Além dos gastos com as inscrições em duas oportunidades, muita gente pagou cursinhos preparatórios para se preparar para o concurso. Outros vieram de outros municípios, alguns de outros estados pelo sonho de uma carreira no serviço público. Tudo virou em frustração. Apesar das duas farsas muitas pessoas ainda confiavam que a prefeitura iria realizar o concurso este ano. Tanto é que nem foram à prefeitura retirar o dinheiro de suas inscrições. Alguns que foram receberam a orientação para esperar pelo novo certame. Outros perderam as inscrições porque não ficaram com o comprovante, e nesse caso, embora a prefeitura saiba quem fez a inscrição, quem tem que provar que se inscreveu é o candidato.

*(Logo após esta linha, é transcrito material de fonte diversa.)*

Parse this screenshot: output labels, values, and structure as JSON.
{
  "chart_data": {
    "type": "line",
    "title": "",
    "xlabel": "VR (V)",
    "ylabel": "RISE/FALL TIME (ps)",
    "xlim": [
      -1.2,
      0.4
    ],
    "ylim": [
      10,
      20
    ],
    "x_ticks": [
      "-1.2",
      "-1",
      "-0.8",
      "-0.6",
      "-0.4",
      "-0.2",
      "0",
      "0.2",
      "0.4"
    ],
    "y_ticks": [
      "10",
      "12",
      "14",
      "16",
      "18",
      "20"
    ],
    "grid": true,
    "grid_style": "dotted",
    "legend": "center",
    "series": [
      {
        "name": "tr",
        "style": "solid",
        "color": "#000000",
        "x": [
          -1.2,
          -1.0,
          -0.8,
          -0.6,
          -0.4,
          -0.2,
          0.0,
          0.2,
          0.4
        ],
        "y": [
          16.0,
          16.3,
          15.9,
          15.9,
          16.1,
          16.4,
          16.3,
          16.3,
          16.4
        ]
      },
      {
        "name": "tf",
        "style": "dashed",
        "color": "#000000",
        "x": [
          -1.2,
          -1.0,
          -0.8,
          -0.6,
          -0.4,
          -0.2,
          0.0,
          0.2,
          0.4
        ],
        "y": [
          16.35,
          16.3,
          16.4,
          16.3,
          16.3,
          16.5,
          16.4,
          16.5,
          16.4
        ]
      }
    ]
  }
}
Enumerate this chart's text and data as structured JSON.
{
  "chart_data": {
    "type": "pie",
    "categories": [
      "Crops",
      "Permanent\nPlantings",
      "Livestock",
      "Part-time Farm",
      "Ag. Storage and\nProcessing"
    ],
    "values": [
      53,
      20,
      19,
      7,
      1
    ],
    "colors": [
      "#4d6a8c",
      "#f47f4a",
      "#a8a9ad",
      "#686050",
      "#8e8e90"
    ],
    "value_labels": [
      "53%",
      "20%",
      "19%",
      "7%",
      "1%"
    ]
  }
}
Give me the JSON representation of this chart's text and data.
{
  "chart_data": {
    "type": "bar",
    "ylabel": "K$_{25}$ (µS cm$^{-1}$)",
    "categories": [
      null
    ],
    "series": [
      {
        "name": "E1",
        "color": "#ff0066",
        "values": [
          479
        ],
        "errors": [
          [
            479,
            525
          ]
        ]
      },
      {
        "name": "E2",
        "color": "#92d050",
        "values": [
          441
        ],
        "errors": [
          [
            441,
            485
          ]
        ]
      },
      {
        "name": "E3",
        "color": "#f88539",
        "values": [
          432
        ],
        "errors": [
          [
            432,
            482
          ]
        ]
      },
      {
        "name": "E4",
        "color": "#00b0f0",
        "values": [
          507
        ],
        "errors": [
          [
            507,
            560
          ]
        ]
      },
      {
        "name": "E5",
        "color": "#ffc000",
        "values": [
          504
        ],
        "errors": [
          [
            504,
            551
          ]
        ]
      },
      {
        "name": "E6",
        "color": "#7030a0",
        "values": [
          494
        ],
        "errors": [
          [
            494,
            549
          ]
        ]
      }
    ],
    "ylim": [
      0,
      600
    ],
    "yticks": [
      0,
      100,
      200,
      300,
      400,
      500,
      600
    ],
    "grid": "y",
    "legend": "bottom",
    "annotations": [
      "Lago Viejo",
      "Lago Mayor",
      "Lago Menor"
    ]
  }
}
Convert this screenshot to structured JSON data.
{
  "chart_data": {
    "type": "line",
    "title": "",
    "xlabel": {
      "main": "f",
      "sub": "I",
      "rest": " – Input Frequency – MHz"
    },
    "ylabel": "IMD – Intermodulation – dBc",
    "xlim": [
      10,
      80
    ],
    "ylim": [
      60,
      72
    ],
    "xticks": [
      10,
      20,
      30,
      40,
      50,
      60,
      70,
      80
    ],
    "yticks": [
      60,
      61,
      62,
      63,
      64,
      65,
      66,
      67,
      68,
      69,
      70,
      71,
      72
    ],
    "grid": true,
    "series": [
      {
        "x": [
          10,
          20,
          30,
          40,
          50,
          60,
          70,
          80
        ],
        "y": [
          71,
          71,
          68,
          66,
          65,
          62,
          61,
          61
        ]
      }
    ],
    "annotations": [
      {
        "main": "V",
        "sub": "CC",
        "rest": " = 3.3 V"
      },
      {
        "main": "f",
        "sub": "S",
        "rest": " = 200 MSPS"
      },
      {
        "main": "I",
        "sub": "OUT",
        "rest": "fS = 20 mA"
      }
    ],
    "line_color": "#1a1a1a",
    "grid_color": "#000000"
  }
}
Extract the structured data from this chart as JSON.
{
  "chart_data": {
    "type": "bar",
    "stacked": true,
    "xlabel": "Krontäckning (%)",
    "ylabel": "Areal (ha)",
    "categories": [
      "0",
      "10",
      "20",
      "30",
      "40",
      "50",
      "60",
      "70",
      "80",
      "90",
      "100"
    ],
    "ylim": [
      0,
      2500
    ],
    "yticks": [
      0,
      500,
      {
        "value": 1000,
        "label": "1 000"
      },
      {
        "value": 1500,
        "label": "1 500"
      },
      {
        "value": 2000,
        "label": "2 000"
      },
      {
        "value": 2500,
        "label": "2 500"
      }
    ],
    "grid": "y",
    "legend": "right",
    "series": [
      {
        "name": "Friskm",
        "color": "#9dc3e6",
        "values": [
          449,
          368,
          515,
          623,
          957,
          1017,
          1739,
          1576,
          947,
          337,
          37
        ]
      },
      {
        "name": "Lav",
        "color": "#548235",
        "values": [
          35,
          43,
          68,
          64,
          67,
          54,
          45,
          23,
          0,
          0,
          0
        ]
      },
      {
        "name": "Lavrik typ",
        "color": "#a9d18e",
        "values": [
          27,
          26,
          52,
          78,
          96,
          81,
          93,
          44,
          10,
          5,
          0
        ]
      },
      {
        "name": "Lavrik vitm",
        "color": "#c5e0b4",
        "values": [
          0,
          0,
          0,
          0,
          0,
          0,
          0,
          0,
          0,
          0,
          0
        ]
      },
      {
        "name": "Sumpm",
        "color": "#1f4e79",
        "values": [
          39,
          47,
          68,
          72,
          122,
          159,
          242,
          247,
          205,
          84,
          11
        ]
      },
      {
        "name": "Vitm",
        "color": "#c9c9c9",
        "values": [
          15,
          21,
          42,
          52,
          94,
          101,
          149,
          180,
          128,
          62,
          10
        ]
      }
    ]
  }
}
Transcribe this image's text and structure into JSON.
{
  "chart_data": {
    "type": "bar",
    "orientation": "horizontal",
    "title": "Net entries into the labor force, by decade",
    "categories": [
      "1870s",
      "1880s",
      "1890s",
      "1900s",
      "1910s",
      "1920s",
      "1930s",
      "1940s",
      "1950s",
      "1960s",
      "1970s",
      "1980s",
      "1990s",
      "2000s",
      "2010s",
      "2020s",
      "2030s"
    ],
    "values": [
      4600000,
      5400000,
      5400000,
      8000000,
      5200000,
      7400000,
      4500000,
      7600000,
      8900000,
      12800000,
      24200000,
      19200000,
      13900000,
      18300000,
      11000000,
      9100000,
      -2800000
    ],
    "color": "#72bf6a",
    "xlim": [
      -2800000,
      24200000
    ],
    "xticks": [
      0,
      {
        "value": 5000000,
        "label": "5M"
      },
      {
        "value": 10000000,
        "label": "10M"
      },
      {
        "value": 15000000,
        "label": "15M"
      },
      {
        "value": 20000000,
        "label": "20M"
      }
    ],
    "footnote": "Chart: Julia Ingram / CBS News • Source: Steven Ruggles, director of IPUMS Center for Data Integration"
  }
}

Outra parte recebeu o dinheiro e desistiu de esperar por um novo concurso, prevendo quem o prefeito Zé Rover não iria dar cabo de realizar o evento. Estavam certo.

Em um ofício lacônico para a Câmara, sem maiores explicações, o prefeito Rover arrematou o golpe nos sonhos dos vilhenenses que ainda sonhavam com uma terceira chance de alcançar a estabilidade de um concurso público. “Não é apenas o dinheiro das taxas, que por si só não é todo mundo que tem, foram as horas de sono perdidas estudando, se preparando para o concurso que a gente esperava fosse honesto, os cursinhos preparatórios que não são baratos e o pior: a nossa frustração pessoal de achar que estava participando de algo honesto, sério. E os nossos sonhos de um emprego estável, quem é que vai pagar”? Disse Josemar Pereira, um dos 15 mil que tiveram suas expectativas frustradas.